Page:Lanson - Corneille, 1922.djvu/198

La bibliothèque libre.
Le texte de cette page a été corrigé et est conforme au fac-similé.
194
CORNEILLE.

Mais il y a loin de la poésie à la réalité, et lourdes sont les chutes de ceux qui ont cru s’élancer vers les hauteurs de la vertu à la suite des héros de théâtre. Il n’y a point de doute que cette condamnation ne tombe sur Corneille principalement. Bossuet[1] reconnaît que Corneille sacrifie l’amour à l’honneur, à la gloire : mais qu’est-ce que l’honneur et la gloire, sinon l’orgueil, la plus subtile et la plus dangereuse des concupiscences ? Là où manque l’humilité chrétienne, l’héroïsme, la vertu, le dévouement ne sont qu’illusions de la nature corrompue et pièges pernicieux du démon.

Mais c’est là tout simplement la critique de l’idéal stoïcien au nom de l’idéal évangélique. Ni Pascal ni Bossuet ne vont contre l’opinion qui donne à Corneille la puissance d’exalter les cœurs, et de leur faire désirer les occasions de manifester leur noblesse par les efforts qui coûtent.

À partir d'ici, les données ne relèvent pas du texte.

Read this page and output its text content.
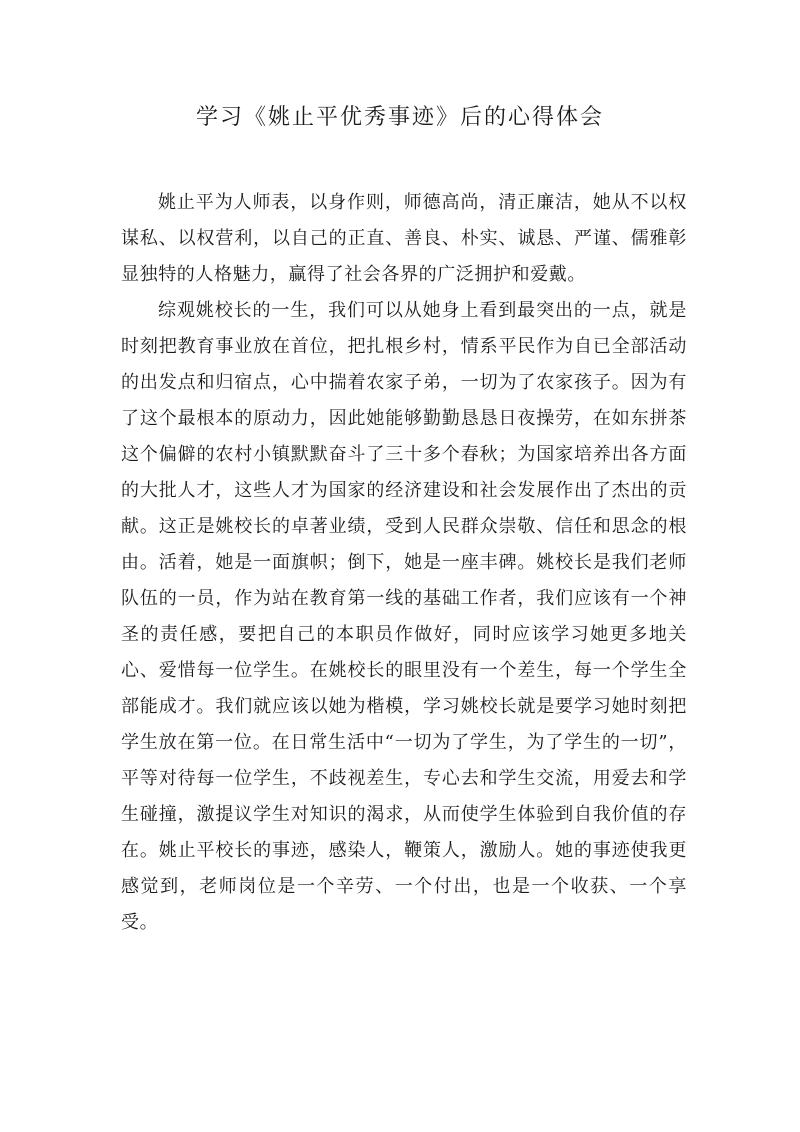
学习《姚止平优秀事迹》后的心得体会

姚止平为人师表，以身作则，师德高尚，清正廉洁，她从不以权谋私、以权营利，以自己的正直、善良、朴实、诚恳、严谨、儒雅彰显独特的人格魅力，赢得了社会各界的广泛拥护和爱戴。

综观姚校长的一生，我们可以从她身上看到最突出的一点，就是时刻把教育事业放在首位，把扎根乡村，情系平民作为自已全部活动的出发点和归宿点，心中揣着农家子弟，一切为了农家孩子。因为有了这个最根本的原动力，因此她能够勤勤恳恳日夜操劳，在如东拼茶这个偏僻的农村小镇默默奋斗了三十多个春秋；为国家培养出各方面的大批人才，这些人才为国家的经济建设和社会发展作出了杰出的贡献。这正是姚校长的卓著业绩，受到人民群众崇敬、信任和思念的根由。活着，她是一面旗帜；倒下，她是一座丰碑。姚校长是我们老师队伍的一员，作为站在教育第一线的基础工作者，我们应该有一个神圣的责任感，要把自己的本职员作做好，同时应该学习她更多地关心、爱惜每一位学生。在姚校长的眼里没有一个差生，每一个学生全部能成才。我们就应该以她为楷模，学习姚校长就是要学习她时刻把学生放在第一位。在日常生活中“一切为了学生，为了学生的一切”，平等对待每一位学生，不歧视差生，专心去和学生交流，用爱去和学生碰撞，激提议学生对知识的渴求，从而使学生体验到自我价值的存在。姚止平校长的事迹，感染人，鞭策人，激励人。她的事迹使我更感觉到，老师岗位是一个辛劳、一个付出，也是一个收获、一个享受。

Une subtile et pénétrante objection a été faite de nos jours. « Avouons-le donc une fois, dit M. Brunetière[2], ce n’est proprement ni le devoir ni la passion qu’il s’est plu à nous représenter, c’est la volonté, quel qu’en fût d’ailleurs l’objet. » Cela est parfaitement vrai. Et les héros de Corneille n’agissent pas toujours en honnêtes gens, selon la simple et certaine vertu. Je trouve de la vertu parfaitement pure dans Auguste et dans Polyeucte, une belle honnêteté dans Sévère : mais Horace est une brute féroce quand il tue sa sœur. Rodogune est tout au moins trop « habile », quand elle demande à deux

  1. Maximes et réflexions sur la comédie.
  2. Époques du théâtre français, 3e conférence.